Did you check / replace the oil pressure sensor? Wiring in good shape?


----------



## Butcher (Jan 31, 2001)

'Fine' is not a spec. What was the oil pressure? If I recall, it's got to be above 1.9 bar at 2k [HOT, 30 min road test on the freeway]. If it is not, then you are loosing oil pressure somewhere. These engines are known for that. Mostly due to poor oil services in the past. Cam bearings are not replaceable and can be the issue since they are one of the last bearings to get lubricated. Realistically, your engine is done, as in worn out. There is a large internal leak somewhere which is causing the low pressure. You could try a new filter and what not, but I've been down this path with a couple clients cars and it's never good news.

So what can you do to keep the light from coming on? Try a lower pressure oil switch. 06A 919 081J activates around 1.6 bar or 038 919 081K that activates at .85 bar. This will NOT fix your worn out engine, but it should take car of your oil pressure warning light telling you that your engine is worn out.


----------



## Dillman96 (Jan 14, 2018)

I didn't replace the oil pressure sensor. I didn't even know it had one. 
The oil pressure once it's warmed up is at 35 psi at 2k and around 27psi at idle


----------



## cuppie (May 4, 2005)

Dillman96 said:


> I didn't replace the oil pressure sensor. I didn't even know it had one.


Well, how do you thing it (or any engine) can throw a pressure warning?  


> The oil pressure once it's warmed up is at 35 psi at 2k and around 27psi at idle


Replace the oil pressure switch. It's broken. I wouldn't be surprised if you find that the wire side of it is wet with oil. 

Recommendation: Use only a real, Genuine VW part. I've been burned many times in the past by carpy aftermarket pressure switches, on several VWs. Never an issue with a 'real' part.


----------



## GTI's (Nov 27, 2011)

Dillman96 said:


> I recently bought a 2001 passat wagon 1.8t 5 speed. Once I get around 1500 rpms the stop oil pressure light comes on and won't go away. I replaced the oil pump and cleaned the engine, oil pan, and oil pickup screen in case there was sludge. It was pretty clean. I have an aftermarket oil pressure gauge and the oil pressure is fine. The oil level is fine too. I don't know what else could be making that light come on. Also I took my steering wheel off to replace the switch for the blinker and now I have an airbag fault light. I know I but the airbag back in right. How can i clear that fault?
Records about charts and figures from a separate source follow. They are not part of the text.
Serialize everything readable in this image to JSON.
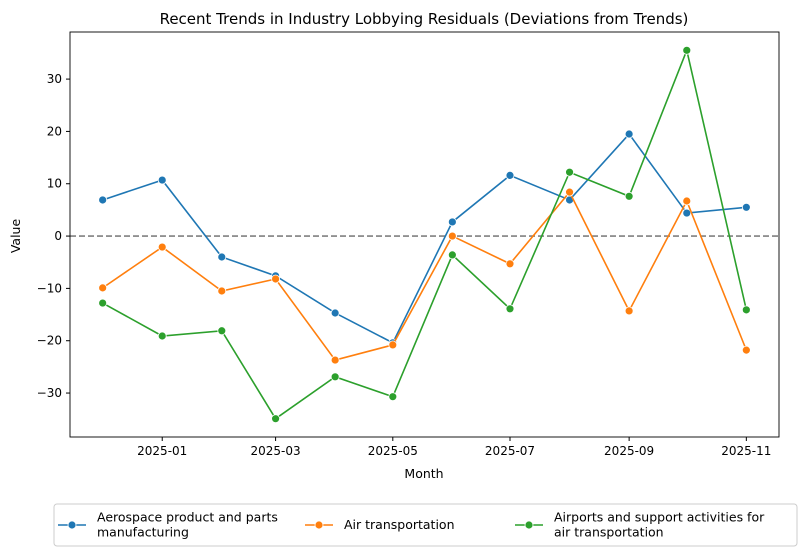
{
  "chart_data": {
    "type": "line",
    "title": "Recent Trends in Industry Lobbying Residuals (Deviations from Trends)",
    "xlabel": "Month",
    "ylabel": "Value",
    "x": [
      "2024-12-01",
      "2025-01-01",
      "2025-02-01",
      "2025-03-01",
      "2025-04-01",
      "2025-05-01",
      "2025-06-01",
      "2025-07-01",
      "2025-08-01",
      "2025-09-01",
      "2025-10-01",
      "2025-11-01"
    ],
    "x_ticks": [
      "2025-01",
      "2025-03",
      "2025-05",
      "2025-07",
      "2025-09",
      "2025-11"
    ],
    "y_ticks": [
      -30,
      -20,
      -10,
      0,
      10,
      20,
      30
    ],
    "ylim": [
      -38.4,
      39.0
    ],
    "xlim": [
      "2024-11-14",
      "2025-11-18"
    ],
    "reference_line": {
      "y": 0,
      "style": "dashed",
      "color": "#808080"
    },
    "grid": false,
    "legend_placement": "bottom-center",
    "series": [
      {
        "name": "Aerospace product and parts manufacturing",
        "legend_lines": [
          "Aerospace product and parts",
          "manufacturing"
        ],
        "color": "#1f77b4",
        "values": [
          6.9,
          10.7,
          -4.0,
          -7.6,
          -14.7,
          -20.4,
          2.7,
          11.6,
          6.9,
          19.5,
          4.4,
          5.5
        ]
      },
      {
        "name": "Air transportation",
        "legend_lines": [
          "Air transportation"
        ],
        "color": "#ff7f0e",
        "values": [
          -9.9,
          -2.1,
          -10.5,
          -8.2,
          -23.7,
          -20.8,
          0.0,
          -5.3,
          8.4,
          -14.3,
          6.7,
          -21.8
        ]
      },
      {
        "name": "Airports and support activities for air transportation",
        "legend_lines": [
          "Airports and support activities for",
          "air transportation"
        ],
        "color": "#2ca02c",
        "values": [
          -12.8,
          -19.1,
          -18.1,
          -34.9,
          -26.9,
          -30.7,
          -3.6,
          -13.9,
          12.2,
          7.6,
          35.5,
          -14.1
        ]
      }
    ]
  }
}
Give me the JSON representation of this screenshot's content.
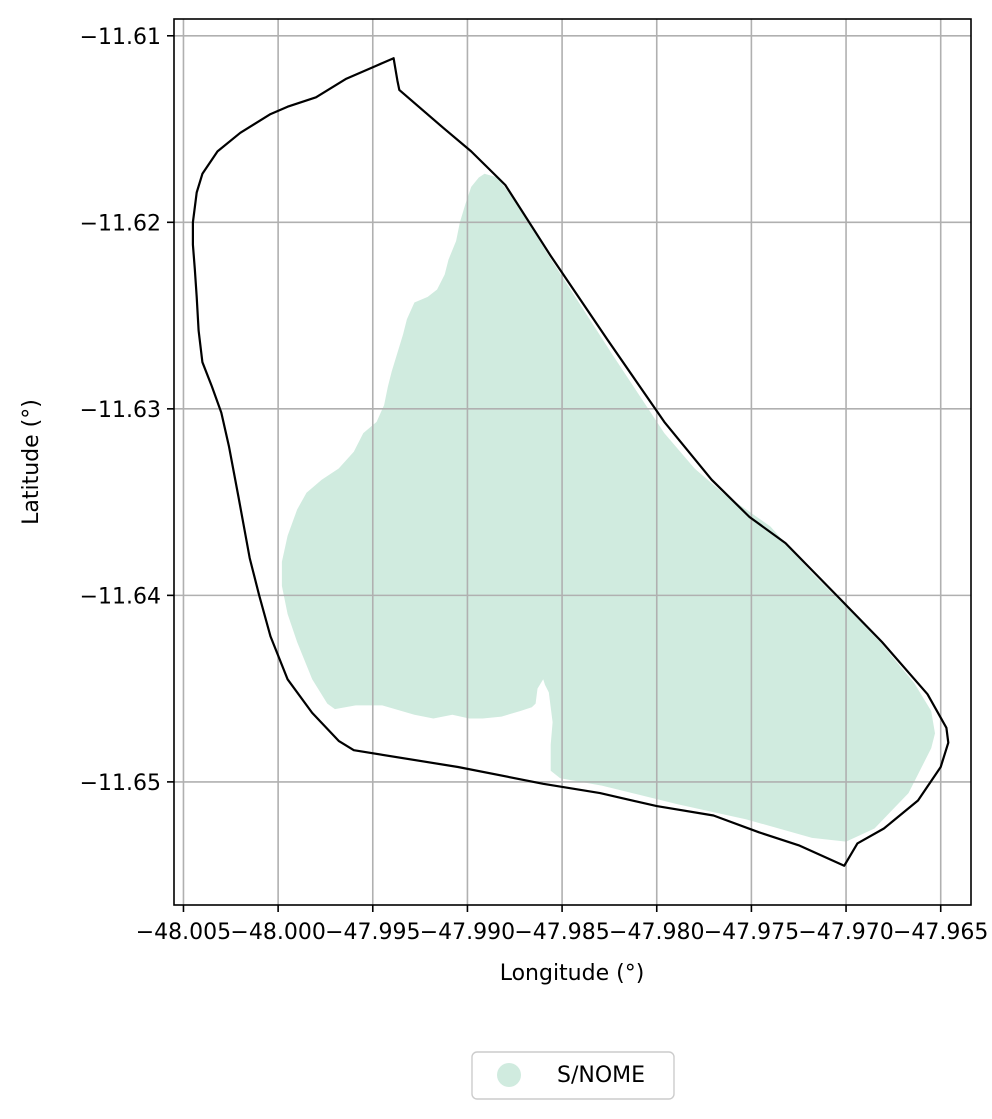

It won't pass emission with the oil pressure light and that's due in the next 30 days


Do you still have the aftermarket gauge hooked up all the time?? If you do did you tee it in with the factory pressure switch?


----------



## Butcher (Jan 31, 2001)

I agree with using factory/OEM parts. 

Hot is where you need to check the pressure. This hot reading is your foundation of what you are going to do next. Remember, hot is running down the freeway for a good 30 mins. Oil temperature needs to be 200F or better. 

If indeed the oil pressure is as high as you say it is [hot], then I would start with checking the switches [they are not sensors, sensors have a variable reading and switches are on/off readings]. If the oil pressure warning comes on at 2k rpm, then I would focus your attention on the high oil pressure switch. I believe that is located at the oil filter housing.


----------



## GTI's (Nov 27, 2011)

What's the engine code on your 1.8T?


----------